The Democratic National Committee (DNC) sought to spin the now-concluded Conservative Political Action Conference (CPAC) in their own favor, releasing a web video framing the Republicans who spoke at CPAC -- including a number of possible presidential candidates -- as focused on issues from the past.

"The biggest winners coming out of CPAC were Democrats and the president, as it is clear, based on the presentations there, that Republicans have no message and nothing to offer the public accept re-fighting the political and legislative battles - battles they have already lost," DNC communications director Brad Woodhouse wrote in an email about the new video.

CPAC, the annual gathering of conservatives in Washington, is typically seen as a moment for the GOP's grassroots to organize, and for the party's elected leaders to impress would-be voters.

The conference's straw poll gauging attendees' preference for the next Republican presidential nominee is of particular significance as the 2012 cycle gets underway. Rep. Ron Paul (R-Texas) won the straw poll, followed by former Massachusetts Gov. Mitt Romney (R).

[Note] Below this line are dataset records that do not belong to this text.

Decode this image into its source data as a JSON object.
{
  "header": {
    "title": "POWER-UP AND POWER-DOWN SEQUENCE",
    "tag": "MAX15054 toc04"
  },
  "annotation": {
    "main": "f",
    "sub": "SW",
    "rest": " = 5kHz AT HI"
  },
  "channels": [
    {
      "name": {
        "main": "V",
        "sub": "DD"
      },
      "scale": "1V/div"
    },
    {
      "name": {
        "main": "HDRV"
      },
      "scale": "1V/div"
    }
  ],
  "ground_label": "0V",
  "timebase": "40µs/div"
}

The new video features snippets of speeches by many of the top Republican speakers at the event, calling for the elimination of the Department of Education or the Environmental Protection Agency (EPA), and for the repeal of healthcare reform -- all met with applause by the CPAC audience. Those clips are juxtaposed against excerpts of Obama's State of the Union address and other talking points by Democratic lawmakers.

Democrats sought to spun Republicans' CPAC speeches throughout the weekend with rapid response efforts to soften the blows delivered by Republicans in their speeches. Elements of that debate will play out this coming week as well, as the White House releases its budget for the coming year.

"While President Obama and Democrats are fighting to win the future by out-educating, out-innovating and out-building the rest of the world, the Republican Party on the other hand, as evidenced by its luminaries who spoke at CPAC and what they had to say there, wants to re-fight past battles and have no ideas for creating jobs or making America more globally competitive," said Woodhouse.